Google pagherà al fisco britannico 130 milioni di sterline (172 milioni di euro) di tasse non pagate fino al 2005.
E’ questo l’accordo raggiunto dalla web company americana con le autorità della Gran Bretagna che segna un altro importante traguardo nella lotta all’evasione fiscale delle grandi multinazionali.
L’Italia ha fatto da apripista, annunciando a fine anno l’accordo con Apple che ha accettato di pagare 318 milioni di euro al fisco per definire un contenzioso inerente un’evasione contestata di circa 879 milioni di euro.
Una mossa che ha determinato un’accelerata anche della Ue che questa settimana presenterà la proposta di direttiva per colmare le lacune normative che permettono a tante società di bypassare il fisco.
In Italia presto si deciderà anche sul caso Google. La procura di Milano sta, infatti, indagando su una presunta maxievasione da quasi 1 miliardo e si dà come imminente un accordo come quello con Apple, intanto però si è già mossa la Gran Bretagna dove Google ha preso un impegno anche per il futuro, garantendo che verserà parte delle entrate pubblicitarie realizzate con gli inserzionisti britannici.
Finora Google ha pagato cifre irrisorie. Secondo un Rapporto del Parlamento britannico, meno di 15 milioni di sterline tra il 2006 e il 2011 e solo 20 milioni nel 2013 contro un fatturato che nel Paese ammonta a oltre 6 miliardi di dollari.
La Gran Bretagna è, infatti, per Google il più grosso mercato dopo gli Stati Uniti.
Da tempo in Gran Bretagna si stava lavorando a questo dossier. Lo scorso anno il governo ha fissato una tassa del 25% sui ‘profitti deviati’ verso i paradisi fiscali.
Un’imposta superiore a quella prevista sulle società che è del 20%.
Una mossa per spingere le multinazionali, regine dell’ottimizzazione fiscale, a prendere accordi col fisco per evitare il nuovo prelievo.
L’accordo annunciato nel fine settimana è stato definito “una vittoria” dal Ministro alle Finanze, George Osborne, ma ha sollevato diverse critiche perché non viene messa in discussione la modalità con cui la società americana contabilizza i propri profitti.
Ricordiamo, infatti, che Google ha solo una divisione in Gran Bretagna che fa capo a una società irlandese dove si trova la sede europea della compagnia.
L’Irlanda è già nel mirino per gli accordi di tax ruling stretti con Apple. La società di Cupertino rischia infatti una maximulta per aver ricevuto agevolazione che la Ue sospetta possano profilarsi come aiuti di Stato illegali. Il rischio è reale al punto che il Ceo del gruppo, Tim Cook, giovedì scorso è volato a Bruxelles per parlare col Commissario Vestager.

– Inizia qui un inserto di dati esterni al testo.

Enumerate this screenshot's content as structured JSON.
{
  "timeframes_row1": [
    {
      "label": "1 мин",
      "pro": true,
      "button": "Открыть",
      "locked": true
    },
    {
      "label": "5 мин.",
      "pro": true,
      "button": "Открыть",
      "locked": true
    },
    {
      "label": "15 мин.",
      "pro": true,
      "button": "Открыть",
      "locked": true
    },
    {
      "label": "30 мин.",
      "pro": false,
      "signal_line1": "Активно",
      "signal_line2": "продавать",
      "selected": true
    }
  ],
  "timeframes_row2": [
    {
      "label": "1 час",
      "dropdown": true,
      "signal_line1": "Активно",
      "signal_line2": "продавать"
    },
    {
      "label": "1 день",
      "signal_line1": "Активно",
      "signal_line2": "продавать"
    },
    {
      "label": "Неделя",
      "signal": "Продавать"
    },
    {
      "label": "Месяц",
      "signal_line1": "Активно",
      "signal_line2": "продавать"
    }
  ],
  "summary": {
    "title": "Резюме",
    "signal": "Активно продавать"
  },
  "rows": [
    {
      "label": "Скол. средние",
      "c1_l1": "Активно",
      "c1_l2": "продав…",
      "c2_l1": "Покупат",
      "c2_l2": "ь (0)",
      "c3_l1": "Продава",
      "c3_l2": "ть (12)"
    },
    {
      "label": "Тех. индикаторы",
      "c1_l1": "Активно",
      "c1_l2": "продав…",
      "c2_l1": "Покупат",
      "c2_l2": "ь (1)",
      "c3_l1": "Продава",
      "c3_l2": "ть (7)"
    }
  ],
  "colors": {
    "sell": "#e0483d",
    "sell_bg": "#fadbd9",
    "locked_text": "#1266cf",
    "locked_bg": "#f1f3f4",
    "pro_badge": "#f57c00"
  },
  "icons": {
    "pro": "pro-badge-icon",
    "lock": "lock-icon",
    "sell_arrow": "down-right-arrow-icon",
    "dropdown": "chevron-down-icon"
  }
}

Gli utili realizzati da Google nel Regno Unito sono registrati dalla sede irlandese che a sua volta ne versa la maggior parte sotto forma di diritti di proprietà intellettuale alle Bermuda.
Il provvedimento britannico non mette in discussione questo sistema di ottimizzazione fiscale e Google infatti non è stata sanzionata per evasione.
Il presidente della Commissione Finanze del Parlamento si è detta ‘scioccata’ da questo accordo che conferma le pratiche di profit shifting di Google da dieci anni a questa parte.
Adesso la società e l’autorità fiscale dovranno spiegare ai deputati il perché di questa scelta.
In Gran Bretagna si stringe il cerchio anche attorno ad altre multinazionali, come Facebook, Amazon e Microsoft, sulle quali le autorità stanno già indagando.
Facebook ha pagato solo 4.327 di sterline di imposte sulle società nel 2014 e presto anche il social network potrebbe raggiungere un accordo col fisco britannico.
L’intesa con Google potrebbe spingere adesso anche la Francia, che da tempo cerca il modo di far pagare più tasse all’azienda americana, ad agire.